Wednesday, April 1, 2020

Week of March 23, 2020 distance learning

Hello,  my "Outback" learning friends.  Welcome to our second week of distance learning from the library.  

Here's my library lesson for 5th grade:

I miss you and miss reading to you each week.  Maybe we’ll be back together soon.  I wonder how your Newbery reading is going.  How about your Newbery word search? How many Newbery titles did you find in the word search puzzle?  Will you email me and tell me?  Also, has anybody finished your Newbery book?  If so, will you email me, tell me your title, and tell me if you think it was worthy of the Newbery Award or Honor, the highest honor a book can receive in the year it was published?  Tell me why you think that.  What was your favorite part?  Would you recommend that your friends read this book, too?  Why?
         If you were in the library this week, I would be reading you a book called Henry’s Freedom Box by Ellen Levine.  I like to share our Civil War era books with you while you are studying that time period in social studies.  This is such a bittersweet book (remember what that means?).  It is a TRUE story about the Underground Railroad.  Click here for Henry's Freedom BoxAfter you listen to the story, go to your bathroom and get in the bathtub (clothed and no water turned on).  Scrunch yourself up really small to fill about ½ to 2/3 of the bathtub space.  Stay just like that for as long as you can stand it.  Imagine you are scrunched up like that for 27 hours.  That’s longer than a day!  That’s like staying in that position from singing the National Anthem one day until lunch THE NEXT DAY!!!  Now as you do this you are all probably kind of comfortably lying on your backs…oh, no!  Imagine part of that time you are on your tummy, on your side, and even ON YOUR HEAD!  No food, no water breaks, no bathroom breaks, no recess, no stand up and stretch…for 27 hours!  Now do you have a better understanding of Henry Box Brown?
         Wow!  Two amazingly wonderful books this week…your Newbery and Henry’s Freedom Box!  It just doesn’t get much better than that.  Enjoy your free time escaping through good books.  I love you, am praying for you and your families, and am counting the days until we can read together again!
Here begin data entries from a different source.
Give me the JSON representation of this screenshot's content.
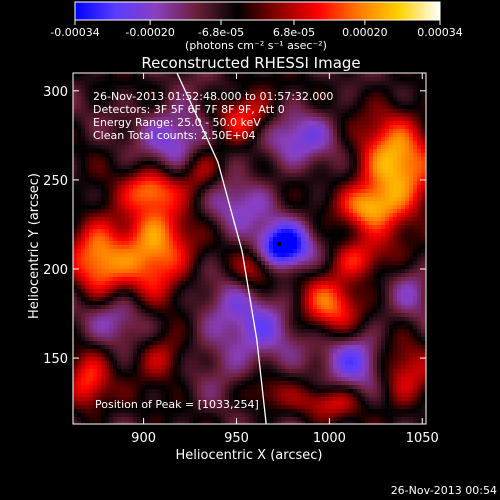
{
  "window": {
    "timestamp": "26-Nov-2013 00:54"
  },
  "colorbar": {
    "tick_labels": [
      "-0.00034",
      "-0.00020",
      "-6.8e-05",
      "6.8e-05",
      "0.00020",
      "0.00034"
    ],
    "tick_values": [
      -0.00034,
      -0.0002,
      -6.8e-05,
      6.8e-05,
      0.0002,
      0.00034
    ],
    "unit_label": "(photons cm⁻² s⁻¹ asec⁻²)",
    "range": [
      -0.00034,
      0.00034
    ],
    "palette": [
      "#0000ff",
      "#5a3cff",
      "#8a3fbf",
      "#6b1f3a",
      "#000000",
      "#8b0000",
      "#ff0000",
      "#ff7a00",
      "#ffd200",
      "#ffffff"
    ]
  },
  "chart_data": {
    "type": "heatmap",
    "title": "Reconstructed RHESSI Image",
    "xlabel": "Heliocentric X (arcsec)",
    "ylabel": "Heliocentric Y (arcsec)",
    "xlim": [
      862,
      1052
    ],
    "ylim": [
      113,
      310
    ],
    "x_ticks": [
      900,
      950,
      1000,
      1050
    ],
    "y_ticks": [
      150,
      200,
      250,
      300
    ],
    "info_lines": [
      "26-Nov-2013 01:52:48.000 to 01:57:32.000",
      "Detectors: 3F 5F 6F 7F 8F 9F, Att 0",
      "Energy Range: 25.0 - 50.0 keV",
      "Clean      Total counts: 2.50E+04"
    ],
    "peak_label": "Position of Peak = [1033,254]",
    "peak": {
      "x": 1033,
      "y": 254
    },
    "blobs": [
      {
        "x": 1035,
        "y": 255,
        "sx": 14,
        "sy": 22,
        "amp": 0.92
      },
      {
        "x": 1020,
        "y": 235,
        "sx": 10,
        "sy": 8,
        "amp": 0.55
      },
      {
        "x": 905,
        "y": 210,
        "sx": 14,
        "sy": 18,
        "amp": 0.9
      },
      {
        "x": 875,
        "y": 205,
        "sx": 10,
        "sy": 18,
        "amp": 0.7
      },
      {
        "x": 905,
        "y": 245,
        "sx": 10,
        "sy": 8,
        "amp": 0.6
      },
      {
        "x": 955,
        "y": 285,
        "sx": 12,
        "sy": 10,
        "amp": 0.7
      },
      {
        "x": 930,
        "y": 255,
        "sx": 8,
        "sy": 10,
        "amp": 0.5
      },
      {
        "x": 1000,
        "y": 180,
        "sx": 12,
        "sy": 12,
        "amp": 0.65
      },
      {
        "x": 960,
        "y": 200,
        "sx": 8,
        "sy": 8,
        "amp": 0.45
      },
      {
        "x": 1015,
        "y": 205,
        "sx": 10,
        "sy": 8,
        "amp": 0.5
      },
      {
        "x": 870,
        "y": 135,
        "sx": 8,
        "sy": 12,
        "amp": 0.55
      },
      {
        "x": 910,
        "y": 150,
        "sx": 10,
        "sy": 10,
        "amp": 0.45
      },
      {
        "x": 1040,
        "y": 140,
        "sx": 10,
        "sy": 14,
        "amp": 0.45
      },
      {
        "x": 1000,
        "y": 125,
        "sx": 12,
        "sy": 6,
        "amp": 0.4
      },
      {
        "x": 965,
        "y": 130,
        "sx": 10,
        "sy": 8,
        "amp": 0.35
      },
      {
        "x": 975,
        "y": 212,
        "sx": 10,
        "sy": 9,
        "amp": -0.95
      },
      {
        "x": 920,
        "y": 275,
        "sx": 14,
        "sy": 14,
        "amp": -0.5
      },
      {
        "x": 980,
        "y": 275,
        "sx": 18,
        "sy": 12,
        "amp": -0.45
      },
      {
        "x": 950,
        "y": 235,
        "sx": 14,
        "sy": 12,
        "amp": -0.35
      },
      {
        "x": 955,
        "y": 165,
        "sx": 20,
        "sy": 20,
        "amp": -0.45
      },
      {
        "x": 1015,
        "y": 150,
        "sx": 12,
        "sy": 12,
        "amp": -0.5
      },
      {
        "x": 885,
        "y": 175,
        "sx": 14,
        "sy": 12,
        "amp": -0.4
      },
      {
        "x": 1045,
        "y": 190,
        "sx": 8,
        "sy": 12,
        "amp": -0.3
      }
    ],
    "limb": [
      {
        "x": 918,
        "y": 310
      },
      {
        "x": 940,
        "y": 260
      },
      {
        "x": 953,
        "y": 210
      },
      {
        "x": 961,
        "y": 160
      },
      {
        "x": 966,
        "y": 113
      }
    ]
  }
}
Here's my library lesson for 4th grade:

Hello, 4th graders!  So this is the time that you are studying the rainforest, right?  Oh, my!  What a wonderful unit to study!  When 4th graders study the rainforest each year, I like to read to them the book called The Shaman’s Apprentice by Lynne Cherry.  Since we can’t be together now, I found a VERY GOOD replacement: the Reading Rainbow video of The Shaman’s Apprentice.  In this video, the book will be read, and host Lavar Burton will TAKE you to the rainforest where you will meet real medicine men, tribal leaders, people who live in ways unbelievable to us, and missionaries who take the Gospel to the tribespeople.  I hope you will click HERE  to experience and learn from this amazing video of Reading Rainbow’s The Shaman’s Apprentice Better yet…if you watch it with your family, you could discuss these important questions:
·       What did the missionaries do in the village?
·       How can we be missionaries in our homes and neighborhoods during this time of quarantine?
·       The video mentions apprentices learning from older people.  What is a lesson or skill you have learned from an older person, maybe a parent or grandparent?  (My grandmother taught me to sew when I was about 10.  It made my mother too nervous, afraid I would get the sewing machine needle stuck in my finger, so my grandmother taught me!)
·       What are some stories or true-life experiences that your parents or grandparents have passed down to you?  Can’t think of any?  Maybe it’s because you haven’t asked!  TODAY, ask your parents (and maybe also Facetime your grandparents to ask them) to tell you a story about themselves when they were children.  You could also ask them what was a lesson that they had to learn the hard way.  They’ll know what you mean!  Enjoy these times at home learning more about the people you love and what life was like when they were children.
That’s it for this week.  Enjoy The Shaman’s Apprentice video with its virtual field trip to the rainforest as well as listening to and learning stories from the people you love.  I miss you, am praying for you and your families, and can hardly wait until we are together again reading wonderful books!

Here's my library lesson for 3rd grade:


Please watch the video of my reading G is for Georgia, posted on the 3rd grade blog.